Nobel pace 2Ci sono anche ombre, invidie politiche, vendette personali, intromissioni esterne. Ma accade non solo in Medioriente. Solo chi è digiuno della gestione del potere può confondere le scorie della politica per come è nella realtà, meno nobile di come ce la raccontano, per elementi “oscuri” e trame bizantine. E non è escluso che ci siano state anche quelle. Quando governava, non proprio brillantemente, la trojika e il partito islamista “moderato” Nahda, il clima del paese era molto teso. I due omicidi politici del 2013 avevano poi spinto oltre la tensione. La caduta del presidente Morsi in Egitto aveva aperto gli orizzonti della crisi delle post-primavere arabe a conseguenze imprevedibili. Si sentiva un clima di urgenza che, sappiamo, non sempre porta buoni consigli. Ma è vero come afferma la Guellali che si era arrivati a un passo dalla guerra civile. Non più una rivoluzione. E il Quartetto ha facilitato il dialogo, proprio perché rappresentava larghe fette della società attiva, certo non tutte.

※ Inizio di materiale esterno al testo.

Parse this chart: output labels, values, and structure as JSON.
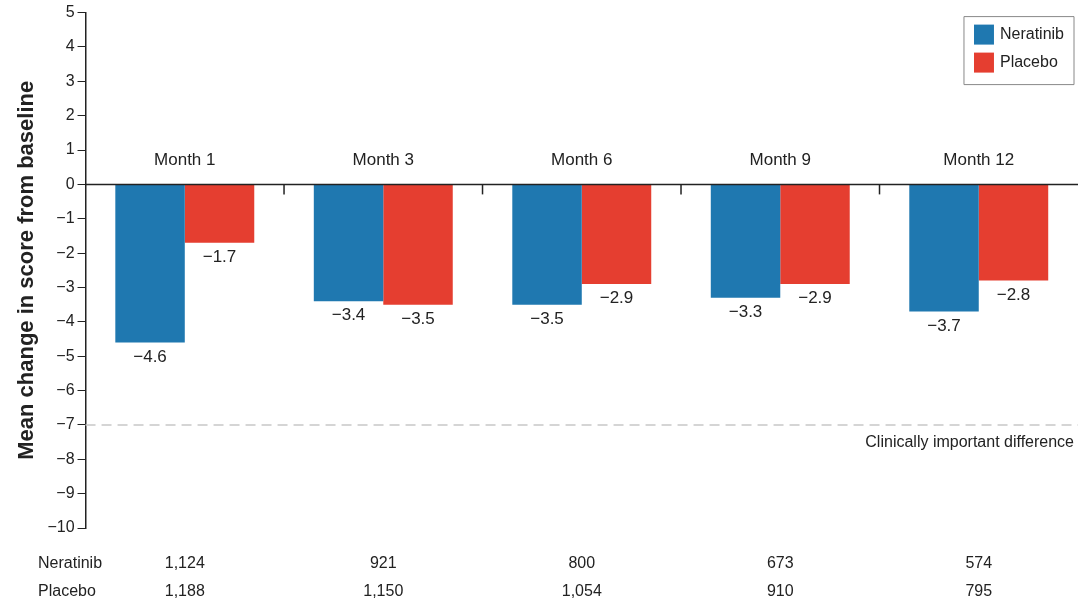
{
  "chart_data": {
    "type": "bar",
    "ylabel": "Mean change in score from baseline",
    "categories": [
      "Month 1",
      "Month 3",
      "Month 6",
      "Month 9",
      "Month 12"
    ],
    "series": [
      {
        "name": "Neratinib",
        "color": "#1f78b0",
        "values": [
          -4.6,
          -3.4,
          -3.5,
          -3.3,
          -3.7
        ],
        "value_labels": [
          "−4.6",
          "−3.4",
          "−3.5",
          "−3.3",
          "−3.7"
        ]
      },
      {
        "name": "Placebo",
        "color": "#e53e30",
        "values": [
          -1.7,
          -3.5,
          -2.9,
          -2.9,
          -2.8
        ],
        "value_labels": [
          "−1.7",
          "−3.5",
          "−2.9",
          "−2.9",
          "−2.8"
        ]
      }
    ],
    "ylim": [
      -10,
      5
    ],
    "yticks": [
      {
        "value": -10,
        "label": "−10"
      },
      {
        "value": -9,
        "label": "−9"
      },
      {
        "value": -8,
        "label": "−8"
      },
      {
        "value": -7,
        "label": "−7"
      },
      {
        "value": -6,
        "label": "−6"
      },
      {
        "value": -5,
        "label": "−5"
      },
      {
        "value": -4,
        "label": "−4"
      },
      {
        "value": -3,
        "label": "−3"
      },
      {
        "value": -2,
        "label": "−2"
      },
      {
        "value": -1,
        "label": "−1"
      },
      0,
      1,
      2,
      3,
      4,
      5
    ],
    "ref_lines": [
      {
        "axis": "y",
        "value": -7,
        "label": "Clinically important difference",
        "color": "#c8c8c8",
        "line_style": "dashed"
      }
    ],
    "legend": "top right",
    "grid": false,
    "annotations": [
      "Neratinib",
      "1,124",
      "921",
      "800",
      "673",
      "574",
      "Placebo",
      "1,188",
      "1,150",
      "1,054",
      "910",
      "795"
    ]
  }
}
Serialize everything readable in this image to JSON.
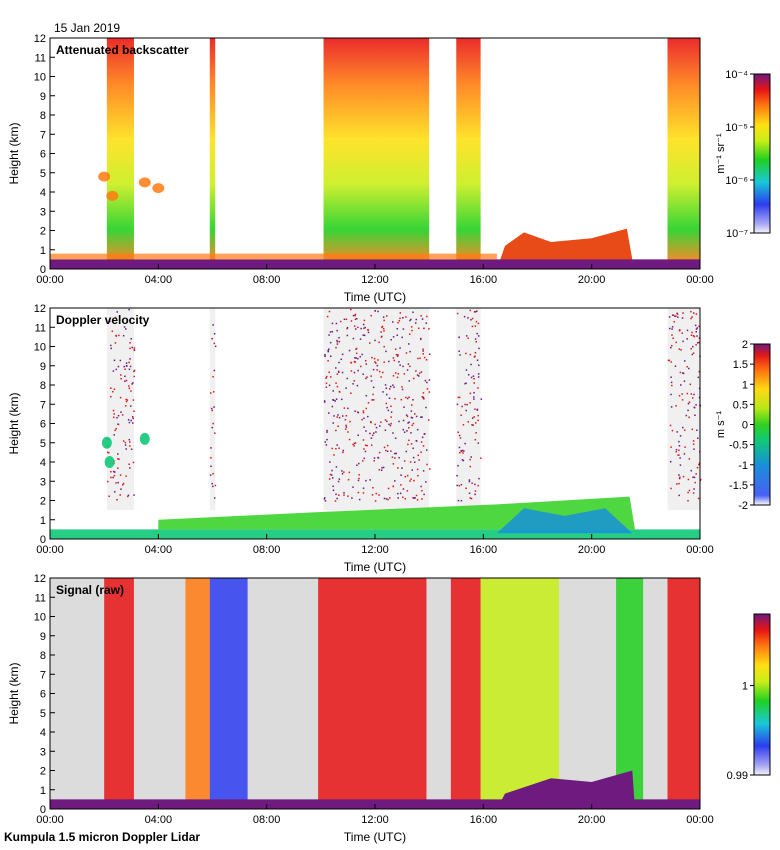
{
  "date_label": "15 Jan 2019",
  "footer_label": "Kumpula 1.5 micron Doppler Lidar",
  "x_axis": {
    "label": "Time (UTC)",
    "range_hours": [
      0,
      24
    ],
    "ticks": [
      0,
      4,
      8,
      12,
      16,
      20,
      24
    ],
    "tick_labels": [
      "00:00",
      "04:00",
      "08:00",
      "12:00",
      "16:00",
      "20:00",
      "00:00"
    ]
  },
  "y_axis": {
    "label": "Height (km)",
    "range_km": [
      0,
      12
    ],
    "ticks": [
      0,
      1,
      2,
      3,
      4,
      5,
      6,
      7,
      8,
      9,
      10,
      11,
      12
    ],
    "tick_labels": [
      "0",
      "1",
      "2",
      "3",
      "4",
      "5",
      "6",
      "7",
      "8",
      "9",
      "10",
      "11",
      "12"
    ]
  },
  "chart_data": [
    {
      "type": "heatmap",
      "title": "Attenuated backscatter",
      "xlabel": "Time (UTC)",
      "ylabel": "Height (km)",
      "ylim": [
        0,
        12
      ],
      "colorbar": {
        "scale": "log",
        "units_label": "m⁻¹ sr⁻¹",
        "ticks": [
          1e-07,
          1e-06,
          1e-05,
          0.0001
        ],
        "tick_labels": [
          "10⁻⁷",
          "10⁻⁶",
          "10⁻⁵",
          "10⁻⁴"
        ]
      },
      "features": [
        {
          "desc": "deep column",
          "start_h": 2.1,
          "end_h": 3.1,
          "top_km": 12
        },
        {
          "desc": "deep column",
          "start_h": 5.9,
          "end_h": 6.1,
          "top_km": 12
        },
        {
          "desc": "deep column",
          "start_h": 10.1,
          "end_h": 14.0,
          "top_km": 12
        },
        {
          "desc": "deep column",
          "start_h": 15.0,
          "end_h": 15.9,
          "top_km": 12
        },
        {
          "desc": "deep column",
          "start_h": 22.8,
          "end_h": 24.0,
          "top_km": 12
        },
        {
          "desc": "boundary layer aerosol",
          "start_h": 16.5,
          "end_h": 21.5,
          "top_km": 2.0
        }
      ]
    },
    {
      "type": "heatmap",
      "title": "Doppler velocity",
      "xlabel": "Time (UTC)",
      "ylabel": "Height (km)",
      "ylim": [
        0,
        12
      ],
      "colorbar": {
        "scale": "linear",
        "units_label": "m s⁻¹",
        "range": [
          -2,
          2
        ],
        "ticks": [
          -2,
          -1.5,
          -1,
          -0.5,
          0,
          0.5,
          1,
          1.5,
          2
        ],
        "tick_labels": [
          "-2",
          "-1.5",
          "-1",
          "-0.5",
          "0",
          "0.5",
          "1",
          "1.5",
          "2"
        ]
      }
    },
    {
      "type": "heatmap",
      "title": "Signal (raw)",
      "xlabel": "Time (UTC)",
      "ylabel": "Height (km)",
      "ylim": [
        0,
        12
      ],
      "colorbar": {
        "scale": "linear",
        "range": [
          0.99,
          1.008
        ],
        "ticks": [
          0.99,
          1
        ],
        "tick_labels": [
          "0.99",
          "1"
        ]
      }
    }
  ]
}
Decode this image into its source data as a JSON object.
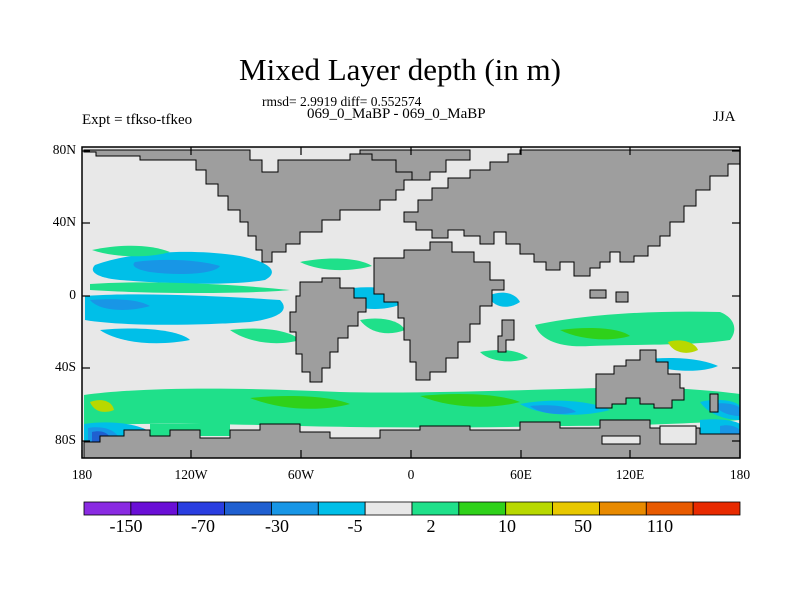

Ma saremmo ingenerosi se non dessimo atto a Nahda e al suo leader Rashed Gannouchi di aver aiutato il paese a uscire da uno stallo pericoloso. Una scelta che il partito a ispirazione islamica ha pagato politicamente. Dall’altro fronte c’erano le forze poi confluite nel neopartito Nidha Tunis e Caid Essebsi, l’attuale presidente della Repubblica. Una sorta di garante di settori importanti del potere occidentale.

I critici affermano come il Quartetto avrebbe avuto un compito assai più difficile senza la regia d’Oltremare svolta da Parigi. Può darsi. Citiamo la Francia per vicinanza storica e geografica con la Tunisia, ma anche altri attori internazionali anno svolto un ruolo. Qualche osservatore esterno afferma che il comitato norvegese sia un po’ distante dalla realtà: diciamo si sia fatto un giro su Marte. E che non sia la prima volta. Qui interviene l’urgenza politica dettata dalla gravissima crisi siriana, dall’instabile situazione irachena e di tutta la regione, sullo sfondo di nuovo balance of power tra Usa e Cina, condito da una globalizzazione fuori controllo e una debolezza dei vecchi modelli basati sulle democrazie parlamentari. Dove il protagonismo, molto mediatico, di Putin è giusto un condimento geopolitico. Tanto per complicare ulteriormente le cose. Di fronte a un caos simile sottilizzare potrebbe sembrare un esercizio di sadismo dialettico. In questo quadro SI e sigle concorrenti, il radicalismo religioso e le masse migratorie svolgono ruoli chiave, ma diversi dalle apparenze. Ma non è questa l’occasione per approfondire.

Restiamo al Nobel tunisino. Serviva lanciare un segnale, creare un elemento simbolico nella speranza che si sostanzi in un processo concreto di cambiamento in Tunisia e serva come primo elemento di stabilità in un’area dove tutto sembra sfaldarsi. Chi scrive non è mai stato tenero riguardo alle finte narrative costruite nei paesi delle rivolte arabe, ma ritengo che i tempi siano cambiati e sia utile partire da quello che sia ha. Ben venga il Nobel se potrà servire a serrare le fila di comunità litigiose per natura; se servirà a risolvere il vero problema della Tunisia, la corruzione; se aiuterà a costruire uno spirito positivo nel paese, che possa diventare un esempio per tutta la regione. E che possa essere un futuro di pace per i tunisini che senz’altro lo meritano.